The hair was originally acquired by singer Ludwig Cramolini, who obtained the strands from the great composer's corpse.
His account was later reprinted in a number of newspapers, causing quite a stir.
He writes: "On the 27th, after the rehearsal for A. Müller's operetta 'Die erste Zusammenkunft,' I drove to Beethoven's apartment, a small pair of scissors in my pocket.
"There I found Schindler [Beethoven's friend and secretary, Anton Schindler], who had already fended off a great number of people curious to see Beethoven, but me he let pass. ..
"In the presence of an old woman (Beethoven's housekeeper, I believe) I lifted the shroud, quickly clipped off a ringlet of hair and wanted to depart immediately, when Schindler entered.
"I embraced him, wept, and admitted that I had cut some hair from Beethoven's head as an eternal memento for myself and Nanette Schechner [Cramolini's fiancée, a singer at the Vienna Opera]."

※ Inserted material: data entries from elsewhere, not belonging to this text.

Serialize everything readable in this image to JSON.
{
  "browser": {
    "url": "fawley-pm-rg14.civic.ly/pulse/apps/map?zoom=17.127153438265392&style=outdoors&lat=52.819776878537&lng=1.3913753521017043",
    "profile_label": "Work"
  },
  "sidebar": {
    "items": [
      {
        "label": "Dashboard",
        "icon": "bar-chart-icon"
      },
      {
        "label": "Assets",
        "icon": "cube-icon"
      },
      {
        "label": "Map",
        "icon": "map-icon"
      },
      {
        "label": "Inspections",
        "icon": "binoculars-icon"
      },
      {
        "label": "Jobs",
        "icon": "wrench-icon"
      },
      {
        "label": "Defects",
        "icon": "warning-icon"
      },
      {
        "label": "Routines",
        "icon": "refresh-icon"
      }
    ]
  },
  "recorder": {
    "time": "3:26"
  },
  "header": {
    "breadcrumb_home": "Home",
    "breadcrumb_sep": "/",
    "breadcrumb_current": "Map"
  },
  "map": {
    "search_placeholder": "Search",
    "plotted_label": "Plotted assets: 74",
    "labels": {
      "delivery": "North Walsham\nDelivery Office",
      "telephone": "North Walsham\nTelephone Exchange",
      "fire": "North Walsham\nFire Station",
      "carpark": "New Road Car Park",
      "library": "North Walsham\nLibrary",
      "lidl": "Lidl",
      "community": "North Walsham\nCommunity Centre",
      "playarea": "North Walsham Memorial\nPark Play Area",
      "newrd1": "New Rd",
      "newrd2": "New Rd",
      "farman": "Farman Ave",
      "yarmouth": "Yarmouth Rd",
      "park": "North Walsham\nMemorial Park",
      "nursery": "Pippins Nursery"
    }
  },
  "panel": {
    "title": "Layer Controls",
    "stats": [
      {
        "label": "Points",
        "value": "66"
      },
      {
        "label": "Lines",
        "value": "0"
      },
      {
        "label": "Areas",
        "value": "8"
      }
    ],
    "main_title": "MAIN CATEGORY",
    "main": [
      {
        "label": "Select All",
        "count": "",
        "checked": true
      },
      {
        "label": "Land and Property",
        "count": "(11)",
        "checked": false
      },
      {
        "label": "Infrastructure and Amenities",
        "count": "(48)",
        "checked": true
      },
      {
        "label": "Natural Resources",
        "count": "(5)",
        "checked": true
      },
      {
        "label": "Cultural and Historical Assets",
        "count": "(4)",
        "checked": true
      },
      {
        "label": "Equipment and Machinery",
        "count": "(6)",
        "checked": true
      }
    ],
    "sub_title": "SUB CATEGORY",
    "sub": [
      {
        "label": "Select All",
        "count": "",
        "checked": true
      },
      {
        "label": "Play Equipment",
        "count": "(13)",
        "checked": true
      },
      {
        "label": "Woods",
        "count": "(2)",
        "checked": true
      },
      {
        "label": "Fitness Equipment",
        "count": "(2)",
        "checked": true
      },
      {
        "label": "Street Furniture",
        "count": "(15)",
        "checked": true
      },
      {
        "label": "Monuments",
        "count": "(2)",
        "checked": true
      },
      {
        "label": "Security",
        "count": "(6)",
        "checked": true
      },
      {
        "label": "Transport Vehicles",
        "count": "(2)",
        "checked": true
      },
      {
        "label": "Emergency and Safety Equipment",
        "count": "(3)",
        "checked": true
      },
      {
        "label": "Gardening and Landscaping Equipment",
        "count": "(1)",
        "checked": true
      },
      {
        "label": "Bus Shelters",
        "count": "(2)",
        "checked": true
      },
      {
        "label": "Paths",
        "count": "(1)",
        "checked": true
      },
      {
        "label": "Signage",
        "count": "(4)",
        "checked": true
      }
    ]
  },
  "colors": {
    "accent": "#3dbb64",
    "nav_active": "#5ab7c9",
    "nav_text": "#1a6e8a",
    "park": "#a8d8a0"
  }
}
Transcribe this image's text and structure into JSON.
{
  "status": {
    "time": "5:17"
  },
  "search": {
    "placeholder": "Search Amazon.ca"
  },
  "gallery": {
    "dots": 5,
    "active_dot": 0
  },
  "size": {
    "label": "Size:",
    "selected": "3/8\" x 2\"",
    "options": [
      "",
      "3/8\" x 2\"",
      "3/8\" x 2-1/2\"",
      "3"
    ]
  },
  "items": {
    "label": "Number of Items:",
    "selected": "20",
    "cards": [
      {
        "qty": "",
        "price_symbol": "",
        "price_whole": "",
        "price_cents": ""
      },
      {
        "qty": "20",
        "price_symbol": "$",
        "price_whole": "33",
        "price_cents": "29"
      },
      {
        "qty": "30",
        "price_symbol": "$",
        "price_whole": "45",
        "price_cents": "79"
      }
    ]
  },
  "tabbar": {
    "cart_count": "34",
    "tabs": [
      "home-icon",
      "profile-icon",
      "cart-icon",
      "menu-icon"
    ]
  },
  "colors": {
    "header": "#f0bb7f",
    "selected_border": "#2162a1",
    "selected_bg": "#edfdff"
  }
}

Cramolini explains that Schindler loses his temper with him and demands that he return the hair. The singer asks that they speak away from Beethoven's body, but when he exits the room Schindler fails to follow him.
He continues: "Thus I returned home and later gave Nanette Schechner some of the hair, for which she was exceedingly grateful."
There have been a number of high profile sales of famous hair recently, with a lock of Abraham Lincoln's hair achieving $25,000 at Heritage Auctions in January.
Beethoven's incredible contribution to music means that the market for his memorabilia is particularly bouyant, with an unpublished score achieving $331,000 in a Paris auction in 2012.